Es un miserable que ni siquiera murió en el campo de batalla.
Esto es escapismo, ¿no?¿Cómo puedes dormir conmigo como vecino?"Dong Zhuo volvió la cabeza y gritó hacia el nuevo cementerio: "¡Tao Qiyi!¡Te lo dije hace tiempo!Si no me crees, ahora te lo vuelvo a decir.
Soy un gran mentiroso del gobierno central y debo decir que soy un mal bocazas.
¿Qué más puedes hacer?¡Maldito sea!¡Si logro un rango mayor que la jefatura de ofensiva este invierno, me enterré en este lugar mismo!"Dong Zhuo se enderezó y dijo: "Señorita Manwu, he traído esta jarra llena de tierra.
Cuando lleguemos a la frontera sur, traeré una llena de ese suelo para que veas con tus propios ojos, ¿de acuerdo?""¡Ironizarás sobre los campos fértil del sur!"Dong Zhuo se dio la vuelta y dijo: "Señorita Manwu, te prometí un jumentito.
Pronto podrás acompañar a mi ejército de un millón a cruzar el río congelado".El caballo y el invierno entraron en el reino central.— — — Cuando la noticia se extendió por la capital, Tai'an no estalló en alborozo.

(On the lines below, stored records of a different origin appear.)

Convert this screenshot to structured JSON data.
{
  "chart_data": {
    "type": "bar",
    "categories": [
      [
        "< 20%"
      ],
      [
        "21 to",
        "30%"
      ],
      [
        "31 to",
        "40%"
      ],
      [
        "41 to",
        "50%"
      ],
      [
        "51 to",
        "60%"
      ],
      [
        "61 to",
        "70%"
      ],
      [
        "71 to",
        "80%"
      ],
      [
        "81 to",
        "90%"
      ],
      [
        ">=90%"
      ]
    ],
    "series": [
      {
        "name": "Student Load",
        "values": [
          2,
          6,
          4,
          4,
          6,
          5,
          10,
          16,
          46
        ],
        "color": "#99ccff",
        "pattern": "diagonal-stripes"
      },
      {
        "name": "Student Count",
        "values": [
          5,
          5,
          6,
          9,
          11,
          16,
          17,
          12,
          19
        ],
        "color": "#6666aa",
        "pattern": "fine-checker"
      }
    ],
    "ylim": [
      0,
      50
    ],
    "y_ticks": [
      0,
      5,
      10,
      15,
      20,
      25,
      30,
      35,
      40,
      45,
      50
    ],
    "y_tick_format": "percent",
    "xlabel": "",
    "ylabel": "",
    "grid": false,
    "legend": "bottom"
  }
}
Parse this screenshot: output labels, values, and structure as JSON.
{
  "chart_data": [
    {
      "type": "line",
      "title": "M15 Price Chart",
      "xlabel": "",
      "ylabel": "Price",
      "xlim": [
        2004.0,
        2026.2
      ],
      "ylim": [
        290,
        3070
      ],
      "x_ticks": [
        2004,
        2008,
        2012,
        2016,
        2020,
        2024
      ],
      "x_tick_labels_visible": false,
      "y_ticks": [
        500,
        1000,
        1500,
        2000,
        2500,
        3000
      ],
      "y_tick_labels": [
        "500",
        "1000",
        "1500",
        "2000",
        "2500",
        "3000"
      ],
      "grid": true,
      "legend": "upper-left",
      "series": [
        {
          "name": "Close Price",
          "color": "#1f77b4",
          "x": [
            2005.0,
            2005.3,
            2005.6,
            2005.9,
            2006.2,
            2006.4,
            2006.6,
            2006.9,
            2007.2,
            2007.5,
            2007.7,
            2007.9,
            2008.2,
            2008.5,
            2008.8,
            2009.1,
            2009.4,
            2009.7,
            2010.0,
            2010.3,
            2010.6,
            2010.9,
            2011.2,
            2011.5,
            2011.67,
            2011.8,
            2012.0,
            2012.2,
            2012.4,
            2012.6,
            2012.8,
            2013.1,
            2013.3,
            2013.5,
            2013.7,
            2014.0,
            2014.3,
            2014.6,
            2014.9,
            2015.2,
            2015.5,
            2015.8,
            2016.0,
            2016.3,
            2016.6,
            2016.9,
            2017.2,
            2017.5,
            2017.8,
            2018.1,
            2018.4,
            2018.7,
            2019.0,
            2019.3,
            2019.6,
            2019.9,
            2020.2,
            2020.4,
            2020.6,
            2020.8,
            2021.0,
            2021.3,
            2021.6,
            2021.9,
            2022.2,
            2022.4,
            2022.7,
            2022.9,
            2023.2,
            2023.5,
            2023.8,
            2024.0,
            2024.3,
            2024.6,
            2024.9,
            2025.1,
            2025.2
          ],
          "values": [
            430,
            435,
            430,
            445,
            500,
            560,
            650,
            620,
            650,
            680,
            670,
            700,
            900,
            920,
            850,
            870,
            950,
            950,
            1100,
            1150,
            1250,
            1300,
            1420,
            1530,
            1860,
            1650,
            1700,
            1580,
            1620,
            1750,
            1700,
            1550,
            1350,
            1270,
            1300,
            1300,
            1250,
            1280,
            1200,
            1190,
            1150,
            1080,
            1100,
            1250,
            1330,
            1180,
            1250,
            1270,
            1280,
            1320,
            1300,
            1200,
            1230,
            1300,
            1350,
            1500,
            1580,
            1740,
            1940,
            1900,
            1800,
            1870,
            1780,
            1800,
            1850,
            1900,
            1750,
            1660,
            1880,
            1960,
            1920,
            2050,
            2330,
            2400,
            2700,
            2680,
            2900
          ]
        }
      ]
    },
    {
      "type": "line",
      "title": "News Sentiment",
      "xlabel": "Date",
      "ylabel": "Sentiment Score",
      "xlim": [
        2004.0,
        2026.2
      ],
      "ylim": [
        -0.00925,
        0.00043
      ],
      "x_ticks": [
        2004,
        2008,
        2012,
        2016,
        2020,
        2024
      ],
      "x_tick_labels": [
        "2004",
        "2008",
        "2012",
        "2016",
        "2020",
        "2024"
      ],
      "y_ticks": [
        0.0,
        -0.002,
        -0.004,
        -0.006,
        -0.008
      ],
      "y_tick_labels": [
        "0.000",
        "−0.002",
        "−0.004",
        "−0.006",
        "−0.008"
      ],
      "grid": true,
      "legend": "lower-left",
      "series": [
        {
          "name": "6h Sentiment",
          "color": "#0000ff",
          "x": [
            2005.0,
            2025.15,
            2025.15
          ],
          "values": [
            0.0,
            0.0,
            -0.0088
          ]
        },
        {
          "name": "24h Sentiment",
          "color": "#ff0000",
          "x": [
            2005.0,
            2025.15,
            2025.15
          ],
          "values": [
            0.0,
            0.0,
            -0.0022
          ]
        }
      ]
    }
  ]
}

Más bien, todo el mundo guardaba silencio como si temiera susurros.La vida en la capital era difícil, pero la antigua decana de la Academia Imperial, Jin Lanting, quien había ascendido rápidamente en pocos años en la capital, había presentado una lista de diez crímenes contra el primer ministro Zhang Juling.
El primer ministro, fundador del veranoVerano del Resplandor Sabio del Reino de Daliang, era ahora su principal objetivo.La mayoría de los habitantes de la capital se preguntaban si este hombre de otro reino había perdido completamente la razón al retar al Primer Ministro.
¿No era el caso que todos querían verle caer del trono y perder el rango?Sin embargo, el primer ministro generalmente no prestaba atención a estas amenazas, y los que desafiaban su autoridad eran gente influyente de la capital con raíces profundas.